The composition of metals found at archeological sites can tell us a lot about the communities that lived in an area – their creativity, their approach to innovation, and their social identity. In my research, I analyse metals found at archeological sites in Cyprus, using chemical composition analysis, CT imaging and optical microscopy to investigate what metals were used by whom, and to understand how craftspeople in these communities worked.
The field of archeology is becoming more interested in machine learning. In my research, I work with chemical data with lots of variables. To get insights from this data, I need to be able to explore these variables across lots of different dimensions. I applied to the Accelerate-Spark data science for science residency as an opportunity to learn how to efficiently process datasets in automated ways while reducing errors.
Machine learning also seemed like a great way to help keep up with the literature. Last year for example, there was a major article on strontium isotopes used for provenancing studies. Analysing the amount of these isotopes present at archeological sites is an important way of assessing the provenance of organic material, but the baselines for these studies usually have to be established through painstaking and expensive empirical analysis of local plants and animals. However, modeling has increasingly been used to predict isotopic ratios. By pooling the available data together and using random-forest regression, this paper predicted bioavailable strontium isotope ratios on a global scale. We can then use this information to trace origins of animals and people in the archaeological record. Other applications I have found inspiring relate to the automated identification of structures in images, such as use of Regions-based Convolutional Neural Networks to identify archaeological features (like barrows or fields) in aerial images.
While I had actually completed my PhD a while ago, during the course I decided to return to my thesis and applied the t-sne algorithm to my research. This already proved incredibly helpful in identifying clusters in my data. Using Principal Components Analysis and t-sne helped to unlock insights into clusters and relationships between analysed objects that were not possible to see as a human.
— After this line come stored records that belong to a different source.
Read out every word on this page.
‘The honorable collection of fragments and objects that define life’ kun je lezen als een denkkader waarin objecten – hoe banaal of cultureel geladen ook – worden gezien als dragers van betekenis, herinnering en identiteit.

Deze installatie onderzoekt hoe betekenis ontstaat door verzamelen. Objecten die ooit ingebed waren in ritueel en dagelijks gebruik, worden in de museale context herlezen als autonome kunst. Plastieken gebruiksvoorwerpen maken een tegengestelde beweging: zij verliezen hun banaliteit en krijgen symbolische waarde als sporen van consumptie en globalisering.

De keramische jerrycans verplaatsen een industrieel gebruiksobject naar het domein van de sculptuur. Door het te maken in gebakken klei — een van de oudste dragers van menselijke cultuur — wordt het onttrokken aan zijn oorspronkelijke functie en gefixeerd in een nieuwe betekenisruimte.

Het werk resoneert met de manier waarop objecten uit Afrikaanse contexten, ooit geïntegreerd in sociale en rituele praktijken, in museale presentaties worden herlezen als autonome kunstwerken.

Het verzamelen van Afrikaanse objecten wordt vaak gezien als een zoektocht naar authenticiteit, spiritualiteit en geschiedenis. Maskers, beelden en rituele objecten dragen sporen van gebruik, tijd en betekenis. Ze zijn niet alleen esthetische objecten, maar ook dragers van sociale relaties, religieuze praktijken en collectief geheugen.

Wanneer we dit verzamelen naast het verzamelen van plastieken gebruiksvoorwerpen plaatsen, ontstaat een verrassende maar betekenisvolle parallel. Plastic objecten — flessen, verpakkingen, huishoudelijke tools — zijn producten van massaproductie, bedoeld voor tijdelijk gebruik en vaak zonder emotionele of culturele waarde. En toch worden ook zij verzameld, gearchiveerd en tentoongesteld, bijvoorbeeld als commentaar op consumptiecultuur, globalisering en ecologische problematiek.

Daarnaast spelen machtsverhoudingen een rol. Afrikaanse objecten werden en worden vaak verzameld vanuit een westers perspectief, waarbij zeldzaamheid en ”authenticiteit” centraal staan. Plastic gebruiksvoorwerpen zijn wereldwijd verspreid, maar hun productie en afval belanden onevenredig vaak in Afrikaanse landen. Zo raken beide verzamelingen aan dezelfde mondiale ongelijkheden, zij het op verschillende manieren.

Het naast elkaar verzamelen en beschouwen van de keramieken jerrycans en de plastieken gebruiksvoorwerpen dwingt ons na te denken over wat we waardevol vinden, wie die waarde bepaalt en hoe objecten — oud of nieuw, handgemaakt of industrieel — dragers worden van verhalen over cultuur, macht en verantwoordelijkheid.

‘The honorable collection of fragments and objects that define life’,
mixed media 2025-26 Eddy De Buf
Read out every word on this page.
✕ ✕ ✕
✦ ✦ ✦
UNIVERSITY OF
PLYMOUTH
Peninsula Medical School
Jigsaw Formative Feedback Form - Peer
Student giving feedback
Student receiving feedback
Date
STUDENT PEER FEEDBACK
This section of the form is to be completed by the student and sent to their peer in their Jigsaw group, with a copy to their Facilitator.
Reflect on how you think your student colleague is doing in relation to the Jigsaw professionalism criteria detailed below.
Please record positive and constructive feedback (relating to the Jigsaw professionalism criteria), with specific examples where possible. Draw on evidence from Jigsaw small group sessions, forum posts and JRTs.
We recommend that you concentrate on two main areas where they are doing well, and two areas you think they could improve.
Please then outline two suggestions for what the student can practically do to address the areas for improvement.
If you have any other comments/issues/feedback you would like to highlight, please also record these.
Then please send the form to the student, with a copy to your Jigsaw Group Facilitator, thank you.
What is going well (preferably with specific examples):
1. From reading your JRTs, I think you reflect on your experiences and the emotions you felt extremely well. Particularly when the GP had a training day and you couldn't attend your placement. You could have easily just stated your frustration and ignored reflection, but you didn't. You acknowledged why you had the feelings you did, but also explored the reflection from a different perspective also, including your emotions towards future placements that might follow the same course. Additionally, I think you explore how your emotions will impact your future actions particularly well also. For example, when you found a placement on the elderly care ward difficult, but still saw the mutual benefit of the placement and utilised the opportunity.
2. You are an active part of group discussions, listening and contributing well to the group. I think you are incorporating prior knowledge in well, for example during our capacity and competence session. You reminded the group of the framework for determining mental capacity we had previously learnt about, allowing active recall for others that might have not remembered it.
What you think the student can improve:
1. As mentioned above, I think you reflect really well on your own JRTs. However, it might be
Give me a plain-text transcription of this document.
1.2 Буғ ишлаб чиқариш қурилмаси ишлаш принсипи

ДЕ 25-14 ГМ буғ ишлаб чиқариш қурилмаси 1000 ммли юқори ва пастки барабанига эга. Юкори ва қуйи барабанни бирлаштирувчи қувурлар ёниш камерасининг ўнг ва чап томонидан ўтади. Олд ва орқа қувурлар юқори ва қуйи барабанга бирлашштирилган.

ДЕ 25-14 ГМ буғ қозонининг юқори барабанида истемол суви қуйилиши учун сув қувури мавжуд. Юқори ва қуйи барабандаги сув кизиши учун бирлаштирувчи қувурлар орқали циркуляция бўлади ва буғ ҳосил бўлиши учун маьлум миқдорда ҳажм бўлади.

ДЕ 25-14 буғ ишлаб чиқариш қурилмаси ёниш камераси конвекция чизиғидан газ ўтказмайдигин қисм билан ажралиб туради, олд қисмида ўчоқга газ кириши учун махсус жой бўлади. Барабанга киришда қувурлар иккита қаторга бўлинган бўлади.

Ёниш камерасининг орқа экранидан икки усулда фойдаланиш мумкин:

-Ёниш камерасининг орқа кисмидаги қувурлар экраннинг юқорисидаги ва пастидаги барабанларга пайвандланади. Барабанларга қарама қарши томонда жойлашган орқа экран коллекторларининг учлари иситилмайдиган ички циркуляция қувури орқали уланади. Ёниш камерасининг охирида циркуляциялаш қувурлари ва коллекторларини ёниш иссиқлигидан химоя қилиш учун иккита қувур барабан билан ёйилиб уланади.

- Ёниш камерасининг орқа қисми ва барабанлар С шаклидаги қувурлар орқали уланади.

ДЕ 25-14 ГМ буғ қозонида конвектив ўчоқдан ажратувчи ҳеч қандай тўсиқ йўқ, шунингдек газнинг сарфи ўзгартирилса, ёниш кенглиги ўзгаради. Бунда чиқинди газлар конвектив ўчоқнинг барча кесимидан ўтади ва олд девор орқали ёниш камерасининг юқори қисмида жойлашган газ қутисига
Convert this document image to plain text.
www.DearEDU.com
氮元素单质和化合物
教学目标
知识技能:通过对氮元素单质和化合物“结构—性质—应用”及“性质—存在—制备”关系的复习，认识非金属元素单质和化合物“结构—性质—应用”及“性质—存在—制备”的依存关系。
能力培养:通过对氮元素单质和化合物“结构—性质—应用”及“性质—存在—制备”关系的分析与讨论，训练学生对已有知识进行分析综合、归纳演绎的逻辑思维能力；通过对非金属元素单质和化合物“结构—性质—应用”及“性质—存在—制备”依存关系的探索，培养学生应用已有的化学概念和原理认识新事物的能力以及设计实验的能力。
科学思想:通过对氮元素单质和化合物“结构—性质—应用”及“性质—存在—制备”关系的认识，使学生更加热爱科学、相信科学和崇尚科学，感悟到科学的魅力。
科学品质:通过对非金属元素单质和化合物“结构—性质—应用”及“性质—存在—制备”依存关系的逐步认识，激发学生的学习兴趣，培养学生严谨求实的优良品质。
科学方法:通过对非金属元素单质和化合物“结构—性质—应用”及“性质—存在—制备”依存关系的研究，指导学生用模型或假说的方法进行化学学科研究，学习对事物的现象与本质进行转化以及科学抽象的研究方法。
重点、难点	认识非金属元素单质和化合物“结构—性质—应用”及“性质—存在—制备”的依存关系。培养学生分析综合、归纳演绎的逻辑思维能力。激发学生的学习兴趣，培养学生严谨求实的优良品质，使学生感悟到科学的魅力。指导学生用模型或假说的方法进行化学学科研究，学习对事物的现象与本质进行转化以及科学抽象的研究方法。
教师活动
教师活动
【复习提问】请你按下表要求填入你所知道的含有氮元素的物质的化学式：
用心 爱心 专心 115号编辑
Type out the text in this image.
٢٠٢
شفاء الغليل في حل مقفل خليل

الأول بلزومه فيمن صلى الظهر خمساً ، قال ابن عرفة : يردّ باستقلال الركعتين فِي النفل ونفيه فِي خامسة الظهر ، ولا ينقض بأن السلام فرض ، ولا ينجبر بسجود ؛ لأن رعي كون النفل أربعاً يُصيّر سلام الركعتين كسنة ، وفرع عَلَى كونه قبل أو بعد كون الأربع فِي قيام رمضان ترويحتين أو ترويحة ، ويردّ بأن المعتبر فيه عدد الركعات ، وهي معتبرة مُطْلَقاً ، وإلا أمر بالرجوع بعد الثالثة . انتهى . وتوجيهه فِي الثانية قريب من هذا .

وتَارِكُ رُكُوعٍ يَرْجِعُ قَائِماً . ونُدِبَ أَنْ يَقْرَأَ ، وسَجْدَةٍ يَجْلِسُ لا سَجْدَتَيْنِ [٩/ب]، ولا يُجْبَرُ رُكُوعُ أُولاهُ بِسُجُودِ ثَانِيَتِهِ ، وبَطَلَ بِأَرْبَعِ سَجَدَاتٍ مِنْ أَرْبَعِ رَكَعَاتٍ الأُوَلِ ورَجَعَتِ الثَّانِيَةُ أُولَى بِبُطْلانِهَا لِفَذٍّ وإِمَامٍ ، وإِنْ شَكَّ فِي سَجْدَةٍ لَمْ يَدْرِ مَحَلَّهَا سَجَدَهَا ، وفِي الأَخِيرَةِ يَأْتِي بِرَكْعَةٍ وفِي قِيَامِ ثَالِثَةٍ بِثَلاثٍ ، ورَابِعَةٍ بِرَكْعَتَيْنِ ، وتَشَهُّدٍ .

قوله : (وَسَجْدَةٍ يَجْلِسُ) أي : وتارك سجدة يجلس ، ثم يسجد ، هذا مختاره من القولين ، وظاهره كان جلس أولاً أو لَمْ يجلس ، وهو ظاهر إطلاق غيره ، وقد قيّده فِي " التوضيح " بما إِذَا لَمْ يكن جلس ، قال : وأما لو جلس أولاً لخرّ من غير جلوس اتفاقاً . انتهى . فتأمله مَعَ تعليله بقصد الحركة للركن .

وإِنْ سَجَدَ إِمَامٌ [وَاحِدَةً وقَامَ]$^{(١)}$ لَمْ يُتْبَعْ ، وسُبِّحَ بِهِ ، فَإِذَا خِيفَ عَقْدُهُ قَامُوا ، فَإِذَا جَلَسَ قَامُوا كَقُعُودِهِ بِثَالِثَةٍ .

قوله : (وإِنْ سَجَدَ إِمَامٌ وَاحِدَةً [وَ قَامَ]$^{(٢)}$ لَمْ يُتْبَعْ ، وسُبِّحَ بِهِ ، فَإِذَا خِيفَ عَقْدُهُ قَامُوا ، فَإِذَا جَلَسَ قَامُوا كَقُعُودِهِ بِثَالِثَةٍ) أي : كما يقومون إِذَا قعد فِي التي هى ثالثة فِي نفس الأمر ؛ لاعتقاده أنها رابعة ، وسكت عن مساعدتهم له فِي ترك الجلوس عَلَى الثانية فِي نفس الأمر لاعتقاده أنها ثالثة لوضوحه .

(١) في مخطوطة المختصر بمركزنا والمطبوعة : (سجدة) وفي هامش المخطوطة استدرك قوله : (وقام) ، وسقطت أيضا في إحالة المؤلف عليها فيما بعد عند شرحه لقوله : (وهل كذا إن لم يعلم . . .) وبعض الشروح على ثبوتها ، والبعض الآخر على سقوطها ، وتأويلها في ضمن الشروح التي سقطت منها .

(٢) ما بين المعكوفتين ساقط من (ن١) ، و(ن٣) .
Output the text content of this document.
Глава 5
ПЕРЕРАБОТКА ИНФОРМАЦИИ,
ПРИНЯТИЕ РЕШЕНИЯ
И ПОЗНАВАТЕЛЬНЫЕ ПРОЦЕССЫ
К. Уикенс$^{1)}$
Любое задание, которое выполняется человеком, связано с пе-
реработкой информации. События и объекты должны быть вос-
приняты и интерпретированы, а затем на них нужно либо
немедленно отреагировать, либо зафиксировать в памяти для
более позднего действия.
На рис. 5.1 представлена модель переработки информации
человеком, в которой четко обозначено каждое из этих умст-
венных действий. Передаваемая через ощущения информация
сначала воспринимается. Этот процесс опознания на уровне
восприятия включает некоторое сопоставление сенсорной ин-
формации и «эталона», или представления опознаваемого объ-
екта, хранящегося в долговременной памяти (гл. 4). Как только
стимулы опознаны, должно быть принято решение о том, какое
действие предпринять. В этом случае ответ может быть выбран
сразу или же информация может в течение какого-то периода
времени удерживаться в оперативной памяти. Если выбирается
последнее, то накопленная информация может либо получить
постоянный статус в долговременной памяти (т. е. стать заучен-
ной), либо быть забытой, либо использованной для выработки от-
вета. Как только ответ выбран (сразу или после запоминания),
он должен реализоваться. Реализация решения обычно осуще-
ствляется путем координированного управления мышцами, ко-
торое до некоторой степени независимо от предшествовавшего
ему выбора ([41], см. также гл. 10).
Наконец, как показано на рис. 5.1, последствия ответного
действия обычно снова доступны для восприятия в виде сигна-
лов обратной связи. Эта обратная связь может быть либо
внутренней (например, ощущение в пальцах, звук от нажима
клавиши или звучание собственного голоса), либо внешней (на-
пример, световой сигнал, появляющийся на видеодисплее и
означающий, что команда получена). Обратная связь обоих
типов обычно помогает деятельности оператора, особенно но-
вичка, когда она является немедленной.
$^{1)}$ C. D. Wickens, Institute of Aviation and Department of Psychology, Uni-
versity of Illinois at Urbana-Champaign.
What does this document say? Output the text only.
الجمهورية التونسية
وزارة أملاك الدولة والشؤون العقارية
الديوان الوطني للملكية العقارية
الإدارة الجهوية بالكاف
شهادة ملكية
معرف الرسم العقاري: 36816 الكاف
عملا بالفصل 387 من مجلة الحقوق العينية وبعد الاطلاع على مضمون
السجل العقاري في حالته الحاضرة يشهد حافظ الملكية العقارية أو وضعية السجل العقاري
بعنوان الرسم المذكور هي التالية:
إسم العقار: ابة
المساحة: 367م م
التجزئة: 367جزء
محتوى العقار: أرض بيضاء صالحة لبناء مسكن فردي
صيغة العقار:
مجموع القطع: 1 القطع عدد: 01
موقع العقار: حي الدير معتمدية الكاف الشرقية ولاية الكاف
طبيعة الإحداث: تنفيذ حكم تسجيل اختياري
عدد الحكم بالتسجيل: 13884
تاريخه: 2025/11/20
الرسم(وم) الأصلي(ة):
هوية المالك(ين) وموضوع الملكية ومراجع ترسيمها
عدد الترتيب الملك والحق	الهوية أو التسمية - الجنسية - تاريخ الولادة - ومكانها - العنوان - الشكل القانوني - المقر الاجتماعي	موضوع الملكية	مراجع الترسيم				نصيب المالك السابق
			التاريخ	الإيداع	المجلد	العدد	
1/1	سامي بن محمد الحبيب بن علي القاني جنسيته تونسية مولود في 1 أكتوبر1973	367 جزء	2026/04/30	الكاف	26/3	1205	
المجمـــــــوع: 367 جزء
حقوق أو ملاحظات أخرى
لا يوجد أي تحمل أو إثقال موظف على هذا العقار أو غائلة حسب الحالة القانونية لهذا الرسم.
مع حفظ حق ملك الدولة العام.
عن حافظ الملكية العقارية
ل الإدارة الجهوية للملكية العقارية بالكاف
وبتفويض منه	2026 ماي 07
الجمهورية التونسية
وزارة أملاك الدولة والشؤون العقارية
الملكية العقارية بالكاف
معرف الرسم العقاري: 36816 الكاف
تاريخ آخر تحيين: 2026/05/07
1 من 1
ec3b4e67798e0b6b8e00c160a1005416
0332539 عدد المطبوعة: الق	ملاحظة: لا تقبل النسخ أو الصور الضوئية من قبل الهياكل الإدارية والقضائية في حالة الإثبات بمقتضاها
This approach has helped to answer questions relating to the connectivity of different areas and visualise exactly which sites are related.
The Accelerate Programme and working with Cambridge Spark gave me the confidence and curiosity to learn how to use different algorithms and solve problems with machine learning. Cleaning data with code has become part of my day-to-day work. I use these skills all the time – I have moved away from Excel as a result! I am conducting a lot of analysis using techniques like t-sne or hierarchical clustering. I am also now able to engage a lot more with the literature on machine learning and archeology and see how conclusions can be applied in this research.
I can see these methods will change how landscape studies are conducted in archeology. Archeology traditionally looked at small datasets on one site. With machine learning, it is possible to mine legacy data and see more macro-scale analysis enabling more global studies over time. I also believe that the application of machine learning to archeology can shift the perception of the domain being purely Humanities to more interdisciplinary with ways of working with data which can lead to more innovation and could help make a stronger case for funding.
Ema Bauzyte (June 2021)